Monitoring und Begleitung durch den Landesverband
  • • Der Landesverband unterstützt die Kreis- und Ortsverbände bei Fragen der Umsetzung vor den Listenaufstellungen und der Vergabe der Direktwahlkreise. Dabei stellt die Besetzung der Direktwahlkreise für die Kreistage eine besondere Herausforderung dar.
  • • Der Landesverband empfiehlt den Kreis- und Ortsverbänden die Durchführung eines Mentoringprogramms, das Frauen auf dem Weg zur Kandidatur unterstützt. Hierfür kann der Leitfaden des Landesverbandes gut genutzt werden.

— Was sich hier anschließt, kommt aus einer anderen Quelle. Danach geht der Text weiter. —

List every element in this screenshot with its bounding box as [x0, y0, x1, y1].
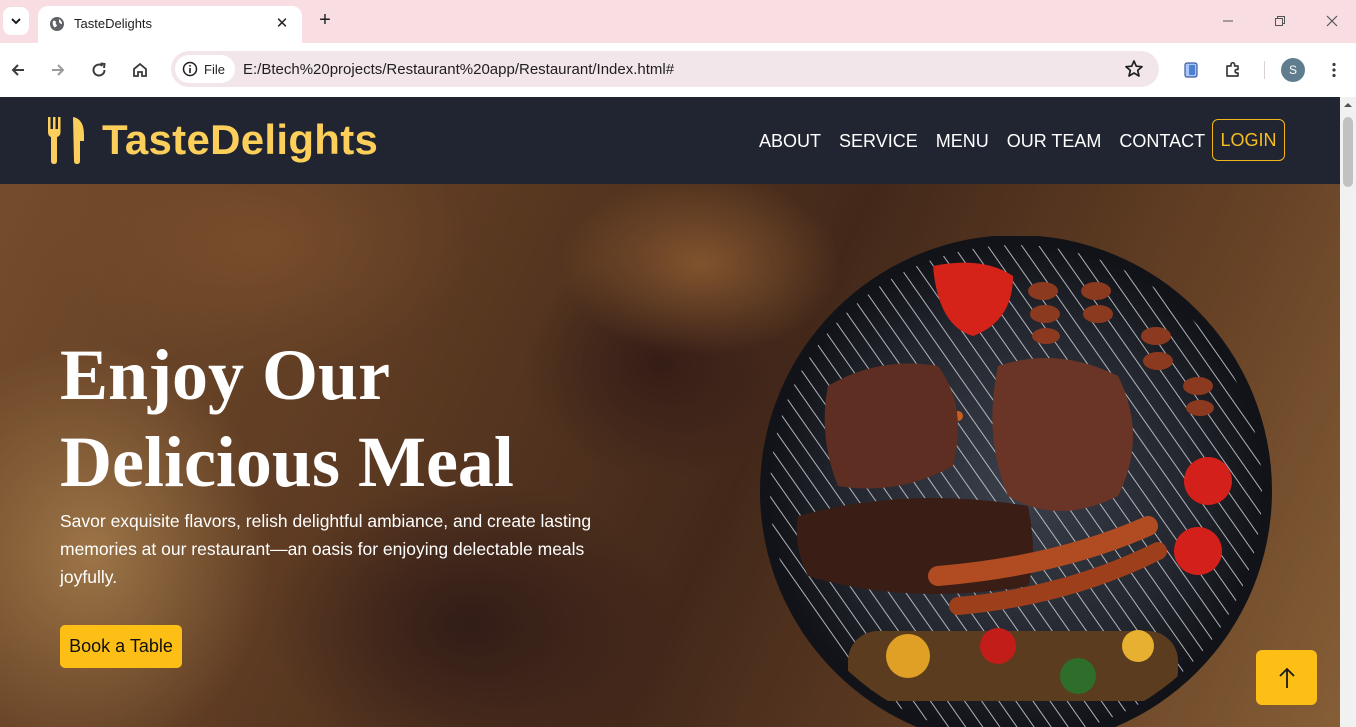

  • • Der Landesverband bietet einen Workshop zu personalisiertem Wahlkampf für Frauen, die auf aussichtsreichen Direktwahlkreisen kandidieren, an.
  • • Auch nach der Kommunalwahl bietet der Landesverband dauerhaft Mentoring- Programme an, um das Ziel der Mindestquotierung in Amt und Mandat zu unterstützen. 
  • • Der Landesvorstand wertet nach der Kommunalwahl aus, wie die kommunalen Fraktionen zusammengesetzt sind und welche Verfahren für die Umsetzung der Parität zielführend waren. Im Ergebnis wird gegebenenfalls das Frauenstatut bzw. die Satzung entsprechend angepasst.

Wir stehen in mehrfacher Hinsicht am Anfang und sollten uns erneut an die Spitze der Bewegung setzen. Diese historische Chance, erneut die gesellschaftliche Vorreiterrolle einzunehmen, werden wir GRÜNE NRW nutzen.